The most interesting writing my father did, however, was the one that was never seen. Often my father made reference to “Mi Libro Negro,” an epic journal he kept hidden in a mysterious place. According to my father, he possessed a black book where he wrote everything down. In this book was written the history of all the injustices committed against him by us (his wife and children), an evil uncle, his siblings, his shitty bosses, and the United States of America. Mi Libro Negro was a constant reference in the household. Any time my father was angry, he'd yell, “¡Está bien! Todo lo tengo escrito en Mi Libro Negro y el día que me muera, se van ha arrepentir!” The written word was powerful indeed; it documented all our transgressions, and my father warned that (like La Llorona or El Cucui) it would haunt us forevermore.
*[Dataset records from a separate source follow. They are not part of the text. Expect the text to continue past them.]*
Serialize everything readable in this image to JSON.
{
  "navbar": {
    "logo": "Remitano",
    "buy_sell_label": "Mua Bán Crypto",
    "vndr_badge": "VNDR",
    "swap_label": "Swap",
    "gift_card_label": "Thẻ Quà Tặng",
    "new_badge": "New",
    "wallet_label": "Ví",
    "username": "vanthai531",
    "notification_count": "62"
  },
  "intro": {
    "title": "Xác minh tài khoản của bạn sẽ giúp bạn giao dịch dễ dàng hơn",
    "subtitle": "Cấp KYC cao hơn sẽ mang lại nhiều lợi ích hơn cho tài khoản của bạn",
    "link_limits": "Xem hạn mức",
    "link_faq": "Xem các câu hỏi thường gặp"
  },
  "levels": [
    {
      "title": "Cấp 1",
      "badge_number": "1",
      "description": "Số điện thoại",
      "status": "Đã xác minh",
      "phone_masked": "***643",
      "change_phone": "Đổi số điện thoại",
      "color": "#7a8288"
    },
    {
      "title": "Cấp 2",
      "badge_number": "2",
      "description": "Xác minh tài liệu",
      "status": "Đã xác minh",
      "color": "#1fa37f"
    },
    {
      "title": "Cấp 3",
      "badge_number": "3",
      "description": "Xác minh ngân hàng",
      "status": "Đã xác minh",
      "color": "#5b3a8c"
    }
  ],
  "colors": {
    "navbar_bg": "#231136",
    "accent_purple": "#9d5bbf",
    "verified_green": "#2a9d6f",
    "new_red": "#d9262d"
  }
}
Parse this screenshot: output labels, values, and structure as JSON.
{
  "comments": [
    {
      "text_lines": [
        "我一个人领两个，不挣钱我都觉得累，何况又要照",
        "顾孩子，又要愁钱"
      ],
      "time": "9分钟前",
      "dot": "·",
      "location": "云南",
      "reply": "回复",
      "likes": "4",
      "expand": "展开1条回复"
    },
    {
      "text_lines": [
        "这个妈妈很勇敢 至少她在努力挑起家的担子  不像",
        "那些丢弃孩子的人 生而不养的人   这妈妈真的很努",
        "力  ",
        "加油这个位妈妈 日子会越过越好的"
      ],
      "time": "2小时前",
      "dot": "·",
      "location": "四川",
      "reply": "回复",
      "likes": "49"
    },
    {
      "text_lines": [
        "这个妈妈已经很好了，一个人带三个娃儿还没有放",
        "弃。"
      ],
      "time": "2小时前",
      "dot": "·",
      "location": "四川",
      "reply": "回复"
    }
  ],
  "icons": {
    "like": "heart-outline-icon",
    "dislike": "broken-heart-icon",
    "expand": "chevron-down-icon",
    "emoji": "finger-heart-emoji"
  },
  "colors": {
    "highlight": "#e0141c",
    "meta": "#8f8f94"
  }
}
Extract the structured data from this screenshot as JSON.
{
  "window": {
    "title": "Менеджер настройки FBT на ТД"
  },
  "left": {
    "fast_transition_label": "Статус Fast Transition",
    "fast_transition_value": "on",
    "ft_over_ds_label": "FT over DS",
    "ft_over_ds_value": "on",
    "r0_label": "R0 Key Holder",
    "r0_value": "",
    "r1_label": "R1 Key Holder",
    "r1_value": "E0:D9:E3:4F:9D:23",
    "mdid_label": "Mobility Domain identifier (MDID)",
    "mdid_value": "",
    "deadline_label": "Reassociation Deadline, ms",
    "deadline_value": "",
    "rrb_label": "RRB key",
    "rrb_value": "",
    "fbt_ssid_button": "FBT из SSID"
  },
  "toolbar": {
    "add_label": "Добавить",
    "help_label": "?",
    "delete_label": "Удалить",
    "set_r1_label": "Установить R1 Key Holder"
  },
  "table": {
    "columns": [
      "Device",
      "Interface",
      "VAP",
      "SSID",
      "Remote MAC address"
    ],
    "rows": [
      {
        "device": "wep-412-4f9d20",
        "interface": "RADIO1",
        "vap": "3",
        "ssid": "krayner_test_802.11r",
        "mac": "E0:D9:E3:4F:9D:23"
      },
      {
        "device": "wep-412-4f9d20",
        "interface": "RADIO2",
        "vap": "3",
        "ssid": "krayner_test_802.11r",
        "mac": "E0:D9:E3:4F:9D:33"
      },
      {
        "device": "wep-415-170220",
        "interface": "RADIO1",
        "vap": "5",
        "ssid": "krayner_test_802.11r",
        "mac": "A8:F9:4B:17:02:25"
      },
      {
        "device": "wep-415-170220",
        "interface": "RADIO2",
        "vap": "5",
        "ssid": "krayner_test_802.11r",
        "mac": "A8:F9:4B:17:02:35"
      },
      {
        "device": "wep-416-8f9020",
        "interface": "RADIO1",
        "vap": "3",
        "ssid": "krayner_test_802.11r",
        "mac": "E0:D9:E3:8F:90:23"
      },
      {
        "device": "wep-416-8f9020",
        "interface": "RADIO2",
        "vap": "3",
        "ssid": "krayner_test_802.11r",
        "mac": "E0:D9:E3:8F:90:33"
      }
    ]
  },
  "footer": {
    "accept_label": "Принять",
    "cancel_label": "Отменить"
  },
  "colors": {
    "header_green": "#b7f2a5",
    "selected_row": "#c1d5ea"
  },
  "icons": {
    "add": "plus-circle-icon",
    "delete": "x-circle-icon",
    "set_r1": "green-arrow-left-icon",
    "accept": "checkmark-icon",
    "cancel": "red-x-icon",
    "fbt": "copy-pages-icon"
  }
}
Juan Manuel Garcia Vasquez
April 27, 1927 -- Sept 27, 2013

 


When my dad died last year and we began to sort through his things, the running joke between my siblings and I was “Did you find El Libro Negro?” Imagine if it had been true! If we would have found a book (or books) filled with his words, thoughts, rantings, and desahogos. He did actually have a little black book, but he wrote only a few key phone numbers in it and kept his lotto tickets tucked safely within the pages.

I don't have many pictures of my father and me, especially in childhood, but I do have this one picture of me at two holding my father's pen. My mother said the pen was used to keep me calm during the photo shoot. I like to think of it as him passing on the pluma to me so that I could write.


Happy Anniversary 'Apa. You are loved and missed.